MANILA, Philippines - The head of the umbrella organization of exporters cautioned exporters not to be lulled by the sector’s rapid recovery which could easily turn to rapid decline.
Addressing members of the Philippine Exporters Confederation Inc. (Philexport) during a national membership meeting in Manila recently, Sergio R. Ortiz-Luis Jr., president, lauded individual exporters for the high double-digit recovery in export sales for the first seven months of the year.
If sustained until the year ends, the rate of recovery could bring exports to equal sales in 2007, the peak year in exports before the global recession.
The big challenge today, he said, is to transform rapid recovery to sustained growth.
“A major stumbling block in sustaining export growth is an exchange rate policy that has always been biased in favor of a strong peso,” Ortiz-Luis said.
The peso-dollar rate hovered a few centavos above 44 this week from 48 to the dollar when export recovery began in January.
He urged the Aquino administration to take a second, harder look at the exchange rate policies of China and Vietnam that gave them the vitality to sustain their bid to become newly industrializing economies.

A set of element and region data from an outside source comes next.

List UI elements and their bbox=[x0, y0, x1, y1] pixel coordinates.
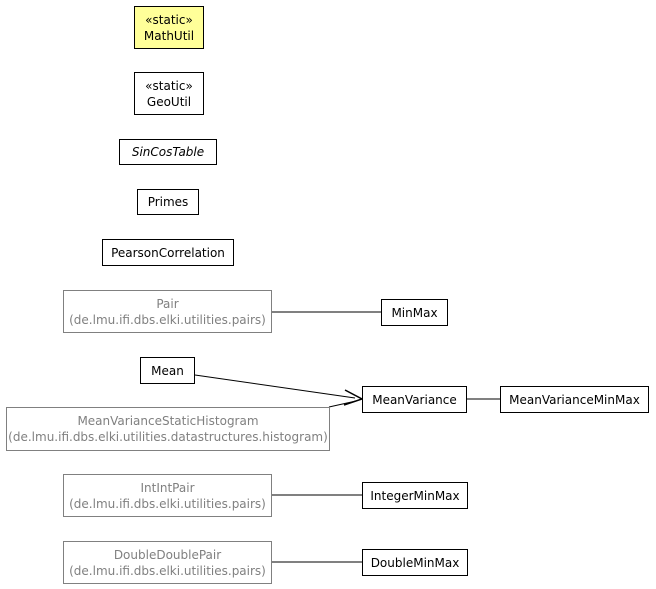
node-name: DoubleMinMax bbox=[370, 555, 460, 570]
edge-histogram-meanvariance bbox=[328, 400, 357, 408]
node-meanvarianceminmax[interactable]: MeanVarianceMinMax bbox=[500, 386, 649, 413]
node-pair[interactable]: Pair (de.lmu.ifi.dbs.elki.utilities.pair… bbox=[63, 290, 272, 333]
node-name: MeanVarianceMinMax bbox=[509, 392, 640, 407]
node-stereotype: «static» bbox=[145, 78, 193, 93]
node-name: IntegerMinMax bbox=[370, 488, 460, 503]
node-name: GeoUtil bbox=[146, 94, 192, 109]
node-package: (de.lmu.ifi.dbs.elki.utilities.pairs) bbox=[69, 496, 266, 511]
node-doubleminmax[interactable]: DoubleMinMax bbox=[362, 549, 468, 576]
node-name: DoubleDoublePair bbox=[113, 547, 222, 562]
node-name: Pair bbox=[156, 296, 179, 311]
node-name: IntIntPair bbox=[140, 480, 195, 495]
node-package: (de.lmu.ifi.dbs.elki.utilities.datastruc… bbox=[8, 430, 328, 444]
node-pearsoncorrelation[interactable]: PearsonCorrelation bbox=[102, 239, 234, 266]
node-sincostable[interactable]: SinCosTable bbox=[119, 139, 217, 165]
node-name: MeanVarianceStaticHistogram bbox=[77, 414, 259, 428]
node-integerminmax[interactable]: IntegerMinMax bbox=[362, 482, 468, 509]
node-package: (de.lmu.ifi.dbs.elki.utilities.pairs) bbox=[69, 563, 266, 578]
node-stereotype: «static» bbox=[145, 12, 193, 27]
node-mean[interactable]: Mean bbox=[140, 357, 195, 384]
node-name: MeanVariance bbox=[372, 392, 457, 407]
node-name: MathUtil bbox=[143, 28, 195, 43]
node-primes[interactable]: Primes bbox=[137, 189, 199, 215]
edge-mean-meanvariance bbox=[194, 374, 356, 399]
node-intintpair[interactable]: IntIntPair (de.lmu.ifi.dbs.elki.utilitie… bbox=[63, 474, 272, 517]
node-meanvariance[interactable]: MeanVariance bbox=[362, 386, 467, 413]
node-package: (de.lmu.ifi.dbs.elki.utilities.pairs) bbox=[69, 312, 266, 327]
node-name: Mean bbox=[151, 363, 184, 378]
node-meanvariancestatichistogram[interactable]: MeanVarianceStaticHistogram (de.lmu.ifi.… bbox=[6, 407, 330, 451]
node-doubledoublepair[interactable]: DoubleDoublePair (de.lmu.ifi.dbs.elki.ut… bbox=[63, 541, 272, 584]
node-name: Primes bbox=[147, 195, 189, 209]
node-name: PearsonCorrelation bbox=[111, 245, 225, 260]
node-geoutil[interactable]: «static» GeoUtil bbox=[134, 72, 204, 115]
node-name: SinCosTable bbox=[131, 145, 205, 159]
node-minmax[interactable]: MinMax bbox=[381, 299, 448, 326]
node-mathutil[interactable]: «static» MathUtil bbox=[134, 6, 204, 49]
node-name: MinMax bbox=[391, 305, 438, 320]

“Both countries have deliberately made their currencies weak to keep their exports cheap in the global marketplace,” Ortiz-Luis pointed out.
“After the irresponsible investment bankers in the US and Europe almost ground to a halt the global economy, old assumptions like equating a strong peso with a strong economy is no longer gospel truth,” said the export leader.
“What we have seen for decades is that, a strong peso equals a stagnant economy,” he added.
He further called on policy makers to weigh the losers and winners under a strong peso policy regime.
Among the winners, he said, are the traders of imported goods and their principals, the smugglers, and the government that has to pay its ballooning dollar loans.
The rest of the country, he pointed out, turned out losers. These include the lowly rice and onion farmers and domestic industries that have to compete with smuggled goods and cheaper imports, the call centers, families of overseas Filipino workers and exporters.
“It is ironic that the biggest losers in this unequal equation are the very people bringing in the dollars, the OFWs and the exporters,” he observed.